A simplified illustration of what NIS2 is intended to achieve is provided by the NIST framework (diagram). From our point of view, NIST clearly describes what the BSI basic protection catalogue in Germany or other frameworks also say. What does cyber security achieve and up to where, and where does cyber resilience begin - and who is responsible?
Cyber resilience is more than cyber security
So far largely unnoticed by the legislature, the EU directive NIS2 now makes cyber resilience a mandatory topic for almost all companies - and even makes those responsible for management personally liable for its implementation. And this will happen in quite a short time.
For IT decision-makers, the focus has so far been on all challenges in the area of cyber security. Today, cyber security approaches that aim to prevent attacks from the outset are widely understood and budgeted so that even a separate C-level has been set up at organisational level: the CSO, who takes care of this topic with a dedicated team.
In contrast, cyber resilience is still severely lacking in resources - as it has not yet been such a hot topic.
Up until now, thanks to NIS2. As companies do not yet have a "cyber resilience unit", this part is currently being tackled by completely different people in the company - usually those involved in the general IT infrastructure.
The ability to "recover" from an attack as quickly and unscathed as possible (cyber resilience) is probably a lesson learnt from the recent past and present, in which cyber attackers penetrate systems measurably much earlier or for much longer before launching an attack.
Ransomware in the backup area can massively undermine disaster recovery options - if a company is not prepared for this.
NIS2 poses the question in the long term: are you prepared for an emergency so that your data is back in operation as quickly and seamlessly as possible and you can continue working?
From our experience in distribution we know: Every company has a more or less up-to-date backup concept or solution design. However, the allocation of resources previously determined whether these should be revisited from a cyber resilience and optimisation perspective.
With NIS2, this is now worth doing in any case, as the new EU directive casts cyber resilience into law: Who is affected and how can the requirements be resolved as quickly and comprehensively as possible in the time remaining until 17 October 2024?
NIS2 - How it works
All companies with more than 50 employees or more than 10 million in annual turnover, as well as those in critical sectors, fall under NIS2, whereby a distinction is made between "Essentials" and "Important".
Almost all companies are therefore covered, with a particular focus on KRITIS and the healthcare sector, as well as energy, transport and digital infrastructure (i.e. companies affected by DORA).
How does NIS2 impact you?
A particular feature when the directive comes into force on 17 October 2024 is the responsibility that will be associated with direct liability for managing directors and board members. High penalties will force them to actually and measurably do more to implement cyber resilience.
Benefit from NIS2 for yourself
The aim of NIS2 is to strengthen cyber resilience and provide better protection against attacks.
However, NIS2 also has benefits for companies, according to how the topic is approached. The fact is that NIS2 has to be implemented now - anyway. However, it is also possible - and this is the decisive advantage of NIS2 - that those companies that have implemented NIS2 as far as possible will have a clear competitive advantage.
- Increased resilience not only helps us in the event of cyber attacks, but also makes us generally more agile in responding to events.

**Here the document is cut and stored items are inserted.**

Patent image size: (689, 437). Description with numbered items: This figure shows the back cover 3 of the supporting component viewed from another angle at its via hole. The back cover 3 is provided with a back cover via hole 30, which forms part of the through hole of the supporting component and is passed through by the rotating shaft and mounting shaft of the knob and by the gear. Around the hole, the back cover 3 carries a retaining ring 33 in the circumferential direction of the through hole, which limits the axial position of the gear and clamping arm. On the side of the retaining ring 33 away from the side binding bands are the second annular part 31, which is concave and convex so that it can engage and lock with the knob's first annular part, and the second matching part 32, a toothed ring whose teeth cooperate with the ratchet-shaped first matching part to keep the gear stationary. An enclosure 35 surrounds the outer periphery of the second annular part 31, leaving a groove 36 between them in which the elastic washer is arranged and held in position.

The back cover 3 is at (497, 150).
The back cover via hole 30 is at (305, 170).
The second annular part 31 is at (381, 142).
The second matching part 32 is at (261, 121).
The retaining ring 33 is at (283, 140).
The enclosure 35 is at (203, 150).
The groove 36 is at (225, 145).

- NIS2 compliance makes companies in many sectors more attractive to competitors who have not yet implemented it.
- Risk minimisation, also in terms of cyber insurance, is possible.

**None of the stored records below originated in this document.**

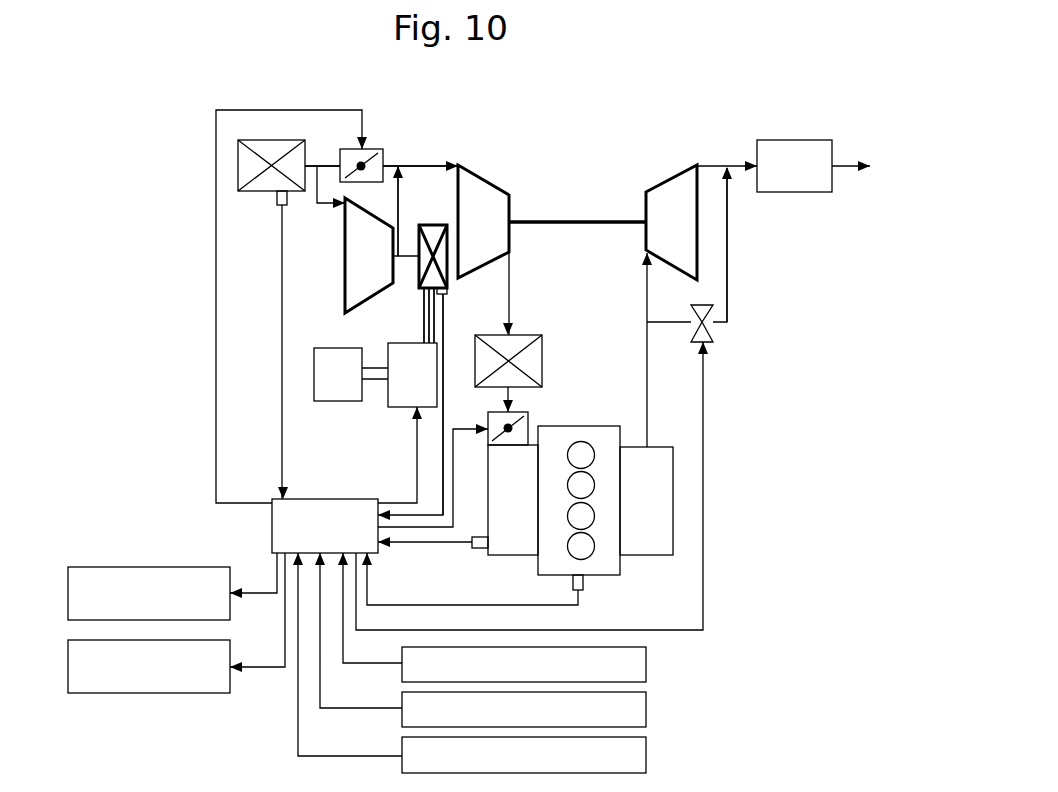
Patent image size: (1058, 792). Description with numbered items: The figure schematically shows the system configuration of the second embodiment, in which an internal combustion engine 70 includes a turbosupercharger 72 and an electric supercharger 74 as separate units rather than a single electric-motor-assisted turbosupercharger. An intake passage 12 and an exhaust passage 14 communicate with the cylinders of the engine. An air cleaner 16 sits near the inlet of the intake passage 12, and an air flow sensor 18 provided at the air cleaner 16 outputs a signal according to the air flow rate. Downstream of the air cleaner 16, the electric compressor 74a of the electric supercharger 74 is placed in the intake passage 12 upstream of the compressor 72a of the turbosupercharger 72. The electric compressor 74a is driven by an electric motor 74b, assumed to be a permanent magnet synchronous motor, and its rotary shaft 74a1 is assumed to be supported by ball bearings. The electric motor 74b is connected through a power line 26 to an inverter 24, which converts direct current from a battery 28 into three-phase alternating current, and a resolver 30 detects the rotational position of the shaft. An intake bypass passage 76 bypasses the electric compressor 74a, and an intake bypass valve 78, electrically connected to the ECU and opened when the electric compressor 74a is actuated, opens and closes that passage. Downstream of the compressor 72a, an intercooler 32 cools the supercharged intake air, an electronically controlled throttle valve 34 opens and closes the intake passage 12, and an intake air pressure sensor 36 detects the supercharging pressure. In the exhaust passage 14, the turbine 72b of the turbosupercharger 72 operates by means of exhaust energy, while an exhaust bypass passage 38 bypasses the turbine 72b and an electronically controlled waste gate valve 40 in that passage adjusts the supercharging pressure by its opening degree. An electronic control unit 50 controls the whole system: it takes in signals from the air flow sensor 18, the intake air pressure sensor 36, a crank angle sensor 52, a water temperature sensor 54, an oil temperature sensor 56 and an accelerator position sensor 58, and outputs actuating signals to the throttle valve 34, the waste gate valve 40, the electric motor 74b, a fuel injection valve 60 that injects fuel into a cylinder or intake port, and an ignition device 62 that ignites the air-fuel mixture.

The intake passage 12 is at (430, 164).
The exhaust passage 14 is at (648, 415).
The air cleaner 16 is at (253, 193).
The air flow sensor 18 is at (273, 205).
The inverter 24 is at (388, 401).
The power line 26 is at (424, 327).
The battery 28 is at (314, 380).
The resolver 30 is at (444, 299).
The intercooler 32 is at (532, 335).
The throttle valve 34 is at (522, 412).
The intake air pressure sensor 36 is at (478, 537).
The exhaust bypass passage 38 is at (728, 252).
The waste gate valve 40 is at (714, 330).
The electronic control unit 50 is at (338, 499).
The crank angle sensor 52 is at (573, 583).
The water temperature sensor 54 is at (647, 663).
The oil temperature sensor 56 is at (647, 708).
The accelerator position sensor 58 is at (647, 754).
The fuel injection valve 60 is at (80, 567).
The ignition device 62 is at (80, 640).
The internal combustion engine 70 is at (746, 112).
The turbosupercharger 72 is at (578, 200).
The compressor 72a is at (482, 178).
The turbine 72b is at (672, 182).
The electric supercharger 74 is at (334, 289).
The electric compressor 74a is at (343, 232).
The rotary shaft 74a1 is at (410, 176).
The electric motor 74b is at (438, 224).
The intake bypass passage 76 is at (332, 160).
The intake bypass valve 78 is at (381, 148).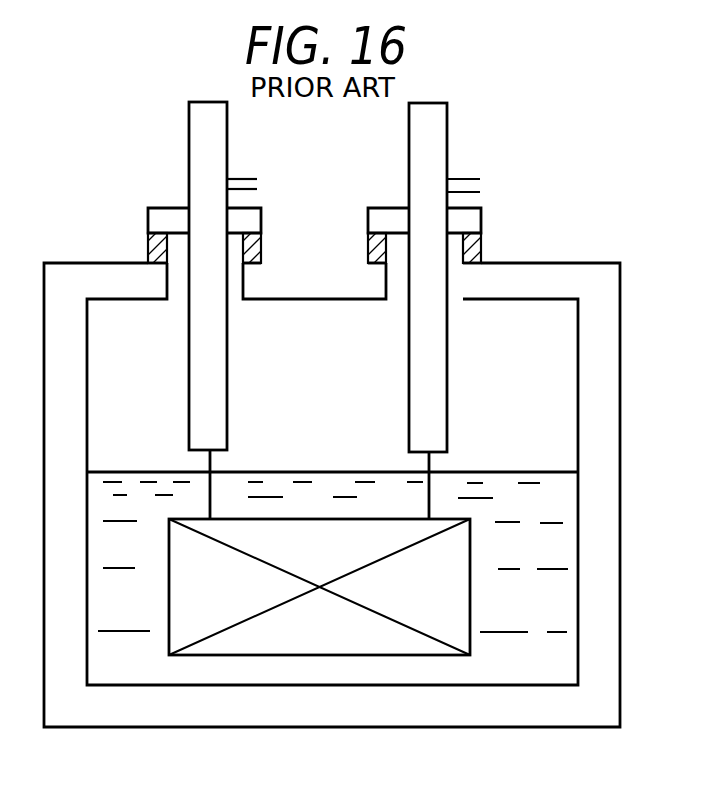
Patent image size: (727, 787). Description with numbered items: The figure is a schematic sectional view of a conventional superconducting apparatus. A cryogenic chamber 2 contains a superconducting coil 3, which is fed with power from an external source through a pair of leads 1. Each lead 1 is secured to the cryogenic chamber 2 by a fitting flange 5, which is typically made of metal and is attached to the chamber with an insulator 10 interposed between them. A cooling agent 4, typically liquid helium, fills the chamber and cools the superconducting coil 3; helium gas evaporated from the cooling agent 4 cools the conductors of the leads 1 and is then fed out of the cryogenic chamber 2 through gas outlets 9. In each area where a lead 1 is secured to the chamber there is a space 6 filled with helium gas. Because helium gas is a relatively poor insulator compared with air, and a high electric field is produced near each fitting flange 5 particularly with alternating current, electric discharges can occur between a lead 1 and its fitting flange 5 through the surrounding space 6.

The lead 1 is at (434, 143).
The cryogenic chamber 2 is at (610, 350).
The superconducting coil 3 is at (458, 555).
The cooling agent 4 is at (563, 603).
The fitting flange 5 is at (470, 220).
The space 6 is at (177, 268).
The gas outlet 9 is at (248, 183).
The insulator 10 is at (482, 242).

- AI-based approaches open up powerful new opportunities to be supported.
However, NIS2 compliance must first be visualised by companies themselves, as there is no ISO certification available.
NIS2 from a data protection perspective: Good traditional backup
The five subject areas that we offer in our solutions and services are described in the NIS2 guidelines. The solution design of VIKING Backup Guardian is based precisely on these topics, such as zero trust, modern air gap, DR tests - the VIKING Backup Guardian features and services are already "NIS2-ready".
It is worth consulting an expert: What is NIS2 actually about?
Essentially, NIS2 is about describing the implementation of the directive. That's half the battle. The solution used - whether it is Rubrik or Cohesity, or another solution - does not matter, rather whether you can demonstrate regular restore tests, for example - which in theory is also achievable using Excel. Large companies will issue guidelines to their departments so that internal standards are developed, e.g. an air gap copy of all data - while the IT department will have to describe the way in which this is to be achieved.
Modern solutions can be of great help to companies. After all, you should be aware of this: NIS2 will not be done with a bundle of measures, but will in future be a recurring to-do with a lifecycle.
Modern, smart solutions should offer companies and IT teams enormous resource savings. We developed a fully managed service solution long before NIS2 that is technologically at the cutting edge of the market, as it already starts with detection. From detection onwards, all steps are automated and AI-driven:
- Detection of malware in backup data
- Malware clean-up
- Regular DR tests
- Weekly recovery assurance
- Includes versioning, reports and documentation.
From our experience, many tasks that IT teams cannot manage in their daily business are thus already completed - on the go. Thanks to rapid deployment and our underlying service, companies can simply tick off more than a third of their to-dos when implementing NIS2.